Cécile Duflot a rappelé sa volonté de mettre en place un "super-PLAI", qui serait financé par le fonds national recueillant les pénalités acquittées par les communes ne respectant pas la loi SRU. Le dispositif pourrait concerner des "logements sociaux accompagnés" tournés vers les personnes en grande difficulté, que l'USH propose d'expérimenter. "Pour bon nombre de gens, il ne suffit pas de trouver un logement, il faut assurer un suivi social, un cadre de vie permettant une bonne insertion", est convaincue Marie-Noëlle Lienemann, citant "beaucoup de gens en situation lourde" : relevant du Dalo, en errance, alcooliques, sortant de CHRS (centre d'hébergement et de réinsertion sociale) ou d'hôpital psychiatrique, "et aussi, parfois, certains de nos locataires qui partent à la dérive". Le mouvement HLM propose de créer une "filière d'habitat accompagné et adapté" avec des personnels spécialisés au sein des organismes HLM, en partenariat avec des associations locales quand elles existent, qui proposent un suivi dans la longue durée. La phase d'expérimentation pourrait porter sur 10.000 logements de type maisons-relais, hôtels familiaux... à quoi s'ajouteraient des suivis en logements diffus (pour les locataires actuels du parc repérés pour leur grande difficulté sociale). Une idée "intéressante, a jugé Cécile Duflot.

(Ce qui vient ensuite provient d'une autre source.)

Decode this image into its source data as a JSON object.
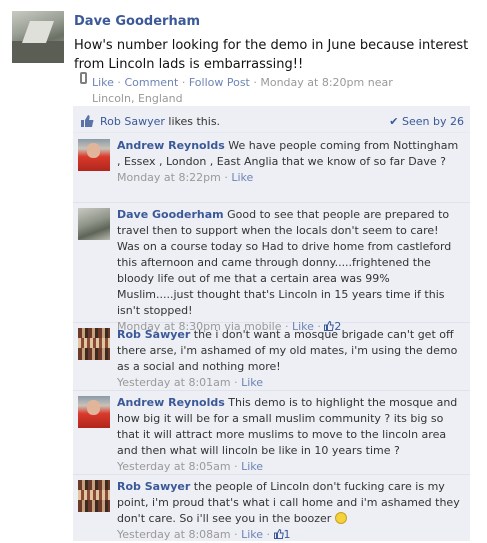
{
  "post": {
    "author": "Dave Gooderham",
    "text": "How's number looking for the demo in June because interest from Lincoln lads is embarrassing!!",
    "actions": {
      "like": "Like",
      "comment": "Comment",
      "follow": "Follow Post"
    },
    "time": "Monday at 8:20pm near Lincoln, England",
    "separator": " · "
  },
  "feedback": {
    "likes": {
      "name": "Rob Sawyer",
      "rest": " likes this."
    },
    "seen": "Seen by 26"
  },
  "comments": [
    {
      "author": "Andrew Reynolds",
      "text": "We have people coming from Nottingham , Essex , London , East Anglia that we know of so far Dave ?",
      "time": "Monday at 8:22pm",
      "like": "Like",
      "avatar": "andrew-avatar"
    },
    {
      "author": "Dave Gooderham",
      "text": "Good to see that people are prepared to travel then to support when the locals don't seem to care! Was on a course today so Had to drive home from castleford this afternoon and came through donny.....frightened the bloody life out of me that a certain area was 99% Muslim.....just thought that's Lincoln in 15 years time if this isn't stopped!",
      "time": "Monday at 8:30pm via mobile",
      "like": "Like",
      "like_count": "2",
      "avatar": "dave-avatar"
    },
    {
      "author": "Rob Sawyer",
      "text": "the i don't want a mosque brigade can't get off there arse, i'm ashamed of my old mates, i'm using the demo as a social and nothing more!",
      "time": "Yesterday at 8:01am",
      "like": "Like",
      "avatar": "rob-avatar"
    },
    {
      "author": "Andrew Reynolds",
      "text": "This demo is to highlight the mosque and how big it will be for a small muslim community ? its big so that it will attract more muslims to move to the lincoln area and then what will lincoln be like in 10 years time ?",
      "time": "Yesterday at 8:05am",
      "like": "Like",
      "avatar": "andrew-avatar"
    },
    {
      "author": "Rob Sawyer",
      "text": "the people of Lincoln don't fucking care is my point, i'm proud that's what i call home and i'm ashamed they don't care. So i'll see you in the boozer",
      "time": "Yesterday at 8:08am",
      "like": "Like",
      "like_count": "1",
      "avatar": "rob-avatar"
    }
  ]
}
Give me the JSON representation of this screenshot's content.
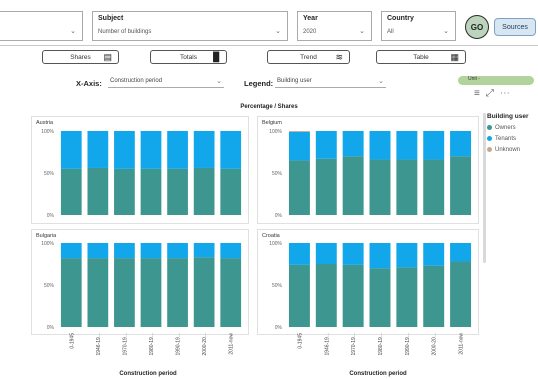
{
  "filters": [
    {
      "label": "",
      "value": ""
    },
    {
      "label": "Subject",
      "value": "Number of buildings"
    },
    {
      "label": "Year",
      "value": "2020"
    },
    {
      "label": "Country",
      "value": "All"
    }
  ],
  "go_label": "GO",
  "sources_label": "Sources",
  "tabs": [
    {
      "label": "Shares",
      "icon": "bar-chart-icon"
    },
    {
      "label": "Totals",
      "icon": "column-chart-icon"
    },
    {
      "label": "Trend",
      "icon": "trend-line-icon"
    },
    {
      "label": "Table",
      "icon": "table-icon"
    }
  ],
  "xaxis_label": "X-Axis:",
  "xaxis_value": "Construction period",
  "legend_label": "Legend:",
  "legend_value": "Building user",
  "unit_label": "Unit -",
  "chart_title": "Percentage / Shares",
  "legend": {
    "title": "Building user",
    "items": [
      {
        "name": "Owners",
        "color": "#3d9690"
      },
      {
        "name": "Tenants",
        "color": "#12a6ea"
      },
      {
        "name": "Unknown",
        "color": "#c9a78f"
      }
    ]
  },
  "chart_data": [
    {
      "type": "bar",
      "title": "Austria",
      "categories": [
        "0-1945",
        "1946-19...",
        "1970-19...",
        "1980-19...",
        "1990-19...",
        "2000-20...",
        "2011-now"
      ],
      "ylim": [
        0,
        100
      ],
      "yticks": [
        "100%",
        "50%",
        "0%"
      ],
      "series": [
        {
          "name": "Owners",
          "values": [
            55,
            56,
            55,
            55,
            55,
            56,
            55
          ]
        },
        {
          "name": "Tenants",
          "values": [
            45,
            44,
            45,
            45,
            45,
            44,
            45
          ]
        },
        {
          "name": "Unknown",
          "values": [
            0,
            0,
            0,
            0,
            0,
            0,
            0
          ]
        }
      ]
    },
    {
      "type": "bar",
      "title": "Belgium",
      "categories": [
        "0-1945",
        "1946-19...",
        "1970-19...",
        "1980-19...",
        "1990-19...",
        "2000-20...",
        "2011-now"
      ],
      "ylim": [
        0,
        100
      ],
      "yticks": [
        "100%",
        "50%",
        "0%"
      ],
      "series": [
        {
          "name": "Owners",
          "values": [
            65,
            67,
            70,
            66,
            66,
            66,
            70
          ]
        },
        {
          "name": "Tenants",
          "values": [
            34,
            33,
            30,
            34,
            34,
            34,
            30
          ]
        },
        {
          "name": "Unknown",
          "values": [
            1,
            0,
            0,
            0,
            0,
            0,
            0
          ]
        }
      ]
    },
    {
      "type": "bar",
      "title": "Bulgaria",
      "categories": [
        "0-1945",
        "1946-19...",
        "1970-19...",
        "1980-19...",
        "1990-19...",
        "2000-20...",
        "2011-now"
      ],
      "ylim": [
        0,
        100
      ],
      "yticks": [
        "100%",
        "50%",
        "0%"
      ],
      "series": [
        {
          "name": "Owners",
          "values": [
            82,
            82,
            82,
            82,
            82,
            83,
            82
          ]
        },
        {
          "name": "Tenants",
          "values": [
            18,
            18,
            18,
            18,
            18,
            17,
            18
          ]
        },
        {
          "name": "Unknown",
          "values": [
            0,
            0,
            0,
            0,
            0,
            0,
            0
          ]
        }
      ]
    },
    {
      "type": "bar",
      "title": "Croatia",
      "categories": [
        "0-1945",
        "1946-19...",
        "1970-19...",
        "1980-19...",
        "1990-19...",
        "2000-20...",
        "2011-now"
      ],
      "ylim": [
        0,
        100
      ],
      "yticks": [
        "100%",
        "50%",
        "0%"
      ],
      "series": [
        {
          "name": "Owners",
          "values": [
            74,
            75,
            74,
            70,
            71,
            73,
            78
          ]
        },
        {
          "name": "Tenants",
          "values": [
            26,
            25,
            26,
            30,
            29,
            27,
            22
          ]
        },
        {
          "name": "Unknown",
          "values": [
            0,
            0,
            0,
            0,
            0,
            0,
            0
          ]
        }
      ]
    }
  ],
  "xaxis_title": "Construction period"
}
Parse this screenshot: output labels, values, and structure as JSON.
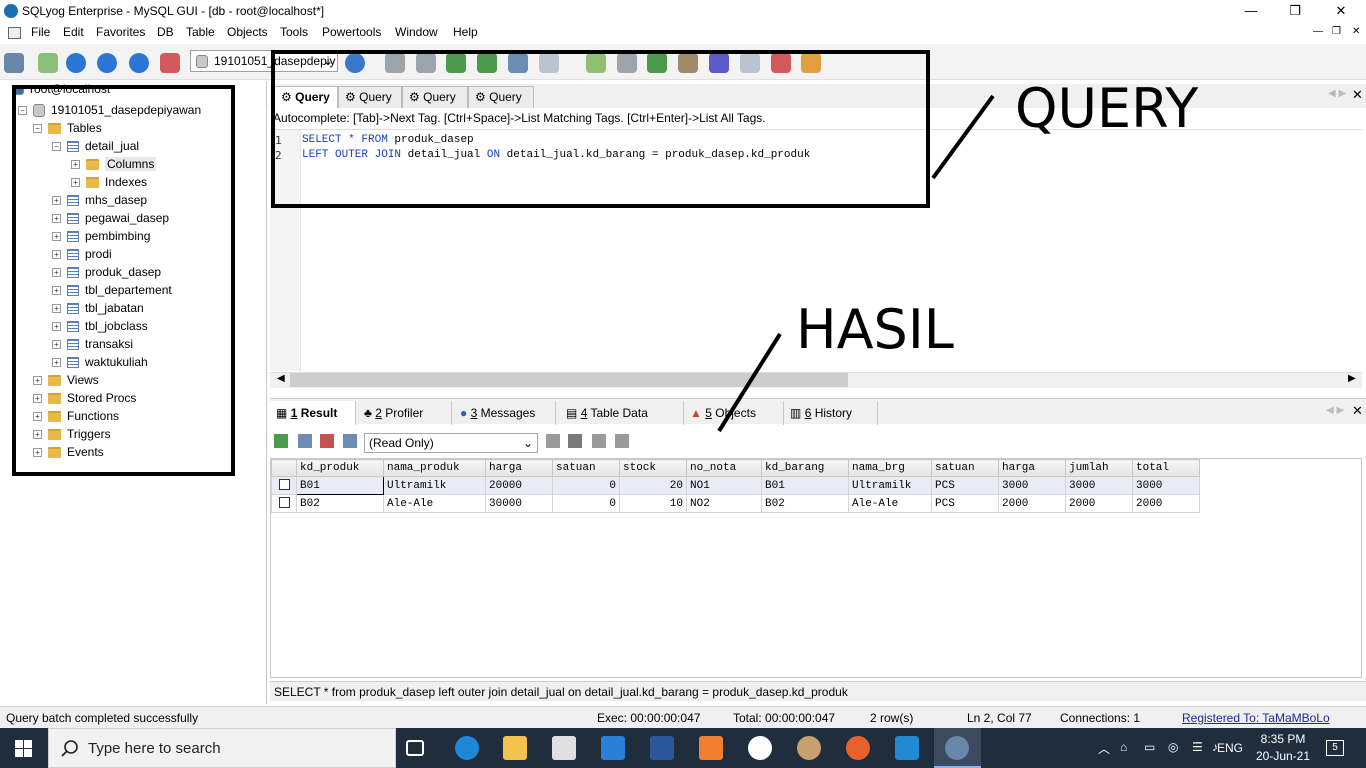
{
  "window": {
    "title": "SQLyog Enterprise - MySQL GUI - [db - root@localhost*]",
    "min": "—",
    "max": "❐",
    "close": "✕"
  },
  "menu": [
    {
      "label": "File"
    },
    {
      "label": "Edit"
    },
    {
      "label": "Favorites"
    },
    {
      "label": "DB"
    },
    {
      "label": "Table"
    },
    {
      "label": "Objects"
    },
    {
      "label": "Tools"
    },
    {
      "label": "Powertools"
    },
    {
      "label": "Window"
    },
    {
      "label": "Help"
    }
  ],
  "toolbar": {
    "db_selector": "19101051_dasepdepiy"
  },
  "tree": {
    "root": "root@localhost",
    "database": "19101051_dasepdepiyawan",
    "tables_label": "Tables",
    "detail_jual": "detail_jual",
    "columns": "Columns",
    "indexes": "Indexes",
    "tables": [
      "mhs_dasep",
      "pegawai_dasep",
      "pembimbing",
      "prodi",
      "produk_dasep",
      "tbl_departement",
      "tbl_jabatan",
      "tbl_jobclass",
      "transaksi",
      "waktukuliah"
    ],
    "groups": [
      "Views",
      "Stored Procs",
      "Functions",
      "Triggers",
      "Events"
    ]
  },
  "query_tabs": [
    "Query",
    "Query",
    "Query",
    "Query"
  ],
  "autocomplete": "Autocomplete: [Tab]->Next Tag. [Ctrl+Space]->List Matching Tags. [Ctrl+Enter]->List All Tags.",
  "editor": {
    "line1_no": "1",
    "line2_no": "2",
    "l1_kw1": "SELECT * FROM",
    "l1_rest": " produk_dasep",
    "l2_kw1": "LEFT OUTER JOIN",
    "l2_mid": " detail_jual ",
    "l2_kw2": "ON",
    "l2_rest": " detail_jual.kd_barang = produk_dasep.kd_produk"
  },
  "annotations": {
    "query": "QUERY",
    "hasil": "HASIL"
  },
  "result_tabs": [
    {
      "num": "1",
      "label": " Result"
    },
    {
      "num": "2",
      "label": " Profiler"
    },
    {
      "num": "3",
      "label": " Messages"
    },
    {
      "num": "4",
      "label": " Table Data"
    },
    {
      "num": "5",
      "label": " Objects"
    },
    {
      "num": "6",
      "label": " History"
    }
  ],
  "result_mode": "(Read Only)",
  "grid": {
    "columns": [
      "kd_produk",
      "nama_produk",
      "harga",
      "satuan",
      "stock",
      "no_nota",
      "kd_barang",
      "nama_brg",
      "satuan",
      "harga",
      "jumlah",
      "total"
    ],
    "rows": [
      [
        "B01",
        "Ultramilk",
        "20000",
        "0",
        "20",
        "NO1",
        "B01",
        "Ultramilk",
        "PCS",
        "3000",
        "3000",
        "3000"
      ],
      [
        "B02",
        "Ale-Ale",
        "30000",
        "0",
        "10",
        "NO2",
        "B02",
        "Ale-Ale",
        "PCS",
        "2000",
        "2000",
        "2000"
      ]
    ]
  },
  "sql_line": "SELECT * from produk_dasep  left outer join detail_jual on detail_jual.kd_barang = produk_dasep.kd_produk",
  "status": {
    "message": "Query batch completed successfully",
    "exec": "Exec: 00:00:00:047",
    "total": "Total: 00:00:00:047",
    "rows": "2 row(s)",
    "position": "Ln 2, Col 77",
    "connections": "Connections: 1",
    "registered": "Registered To: TaMaMBoLo"
  },
  "taskbar": {
    "search_placeholder": "Type here to search",
    "lang": "ENG",
    "time": "8:35 PM",
    "date": "20-Jun-21",
    "notif": "5"
  },
  "colors": {
    "keyword": "#1a40c0",
    "taskbar": "#1f2d3d",
    "row_highlight": "#e8ecf6"
  }
}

Au chapitre de l'entretien et de la rénovation des parcs, la ministre a appelé à "aller encore plus loin" dans la rénovation énergétique et annoncé, à cette fin, l'amélioration du dispositif d'éco-prêt logement social. Sur la question des normes, "j'ai entendu, je sais les difficultés que vous rencontrez, en particulier pour traiter les bâtiments amiantés : les conditions des prêts seront revues pour tenir compte de cette réalité", s'est-elle engagée.
"Tout ne sera pas possible"
Concernant la participation de l'Etat au financement des 120.000 logements HLM supplémentaires par an, "tout ne sera pas possible", a admis Cécile Duflot, rappelant "l'effort budgétaire qui attend notre pays". Quant au milliard qui manquerait au monde HLM et aux pistes de l'USH pour les trouver (voir notre article de l'édition du 27 septembre), la ministre renvoie le calcul d'un revers de main. Selon elle, entre le travail de mutualisation que doivent engager les organismes HLM, le financement doublé d'Action Logement ("plus de 950 millions d'euros d'équivalents subventions (…) : le double par rapport à 2012 !"), "l'amélioration" des aides à la pierre nationale et l'appui renforcé des collectivités locales : "les marges pour atteindre l'objectif de 150.000 sont là", a-t-elle déclaré aux journalistes. Et d'insister sur "l'effort financier exceptionnel" à fournir du côté HLM, qui "ne pourra être possible qu'à la condition que soient mutualisés les moyens financiers dont disposent les organismes". Mais là où les équipes techniques de l'USH anticipent une valorisation à 100 millions d'euros par an, Cécile Duflot garde les yeux rivés sur le montant de 245 millions d'euros qu'auraient rapporté à l'Etat le prélèvement qu'elle a supprimé pour 2013...
Rendez-vous à Lille…
"Il n'y a pas d'amour sans preuves d'amour", avait dit Thierry Repentin, président de l'USH lors du congrès de Toulouse en 2009, au nouveau ministre du Logement Benoist Apparu. Un an après, à Strasbourg, le divorce entre l'Etat et le monde HLM était entamé et le ministre du Logement hué. Il est vrai que les affinités politiques des deux parties étaient moins fortes. Mais "je serais plus exigeant avec mes amis qu'à l'égard de ceux qui ont animé la politique du logement depuis dix ans", confiait, en salle de presse, Alain Cacheux. Aujourd'hui président de la Fédération des offices publics de l'habitat, cet élu du Nord pourrait bien être le prochain président de l'USH (élection le 28 novembre prochain) : celui qui interpellera la ministre en clôture du 74e congrès HLM, l'année prochaine, à Lille.